轩总是提心吊胆,过得好不煎熬。周末能在线见见她,隔空和她聊聊天,不失为一种途径或安慰。
春雷滚滚,大雨阵阵。干旱了好一阵子,清明时分方圆上终于下起了大雨,包晓星坐在沙发上凝视屋檐上滴下的雨水,深深欢喜。这几天时常雾气蒙蒙,去地里的土路泥泞难行,索性,晓星借着清明雨走走亲戚休息几天。前天带着儿子大包小包去了小姑家,昨天清明节去父母坟上扫墓,今天闲来无事和大嫂、维筹媳妇一块包饺子,明天她打算提着西凤酒、点心和茶叶去二舅家走走。
四月五日晓星鼓足勇气去了二舅家,在二舅家喝了很多很多酒,借着酒劲儿她终于说出了这些年对二舅的感激和愧疚。二舅一直沉默叹息,倒是舅妈笑哈哈地劝她放下旧事往前看。吃完饭表弟送晓星回来,到家后女人依然醉醺醺的。她躺在炕上独自消酒,不防小猫咪轻轻地爬到她身上,第一次细嗅高度白酒的味道。

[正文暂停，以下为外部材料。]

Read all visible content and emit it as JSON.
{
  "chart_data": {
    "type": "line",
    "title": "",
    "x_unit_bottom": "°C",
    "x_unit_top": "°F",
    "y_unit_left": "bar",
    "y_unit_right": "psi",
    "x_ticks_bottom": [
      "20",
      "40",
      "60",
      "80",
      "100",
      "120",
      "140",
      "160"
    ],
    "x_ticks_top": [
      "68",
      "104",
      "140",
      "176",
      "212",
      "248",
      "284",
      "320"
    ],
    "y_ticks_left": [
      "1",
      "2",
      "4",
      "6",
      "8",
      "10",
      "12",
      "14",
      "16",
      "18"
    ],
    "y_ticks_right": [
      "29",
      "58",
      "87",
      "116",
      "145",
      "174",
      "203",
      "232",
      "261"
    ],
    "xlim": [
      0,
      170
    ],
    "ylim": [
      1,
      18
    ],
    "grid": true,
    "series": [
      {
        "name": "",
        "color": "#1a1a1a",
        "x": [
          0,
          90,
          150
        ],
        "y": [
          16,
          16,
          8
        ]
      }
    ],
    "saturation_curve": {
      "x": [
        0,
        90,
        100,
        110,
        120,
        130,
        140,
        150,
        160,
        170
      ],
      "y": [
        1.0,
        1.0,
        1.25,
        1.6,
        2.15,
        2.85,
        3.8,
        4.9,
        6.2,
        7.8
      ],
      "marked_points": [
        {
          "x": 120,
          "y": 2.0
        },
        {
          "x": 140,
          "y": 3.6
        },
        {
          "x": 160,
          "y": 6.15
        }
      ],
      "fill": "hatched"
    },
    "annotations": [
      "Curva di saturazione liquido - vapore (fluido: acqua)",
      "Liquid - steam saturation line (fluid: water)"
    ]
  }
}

这一月在垣上穿行,看尽了故乡春色,看不够春色故乡。山峦层层叠叠似宋人国画,山谷弯弯绕绕如唐人笔墨,满地春花点点是西洋油画,坡上果树参差如线刻板画……大地的美妙令人屈膝,晓星眼见杏树园里结出葡萄大的绿果,眼见邻家的桃树地里挂满酸枣大的疙瘩,总禁不住迎风轻笑,好似自己活在画中亦是画中人一般。
此刻天灰蒙蒙云低沉沉,雨依然很大,落在屋顶上嘀嘀嘀,落在水桶里嗒嗒嗒,落在后院树上沙沙沙,落在前院洼处哗啦啦……上天万里一片灰,下地百里绿蒙蒙,西北角的黄土垣上有一人家,四方小院三五大树。院子朝东窗户大开,屋内一少妇婀娜侧倚,长发飘飘裙带袅袅,明亮的双眸朝向东南——东南天上万里灰,东南大地绿无垠,天地之间清明雨,横横竖竖随风飞……晓星醉眼望天地,天地亦醉态拨弄她。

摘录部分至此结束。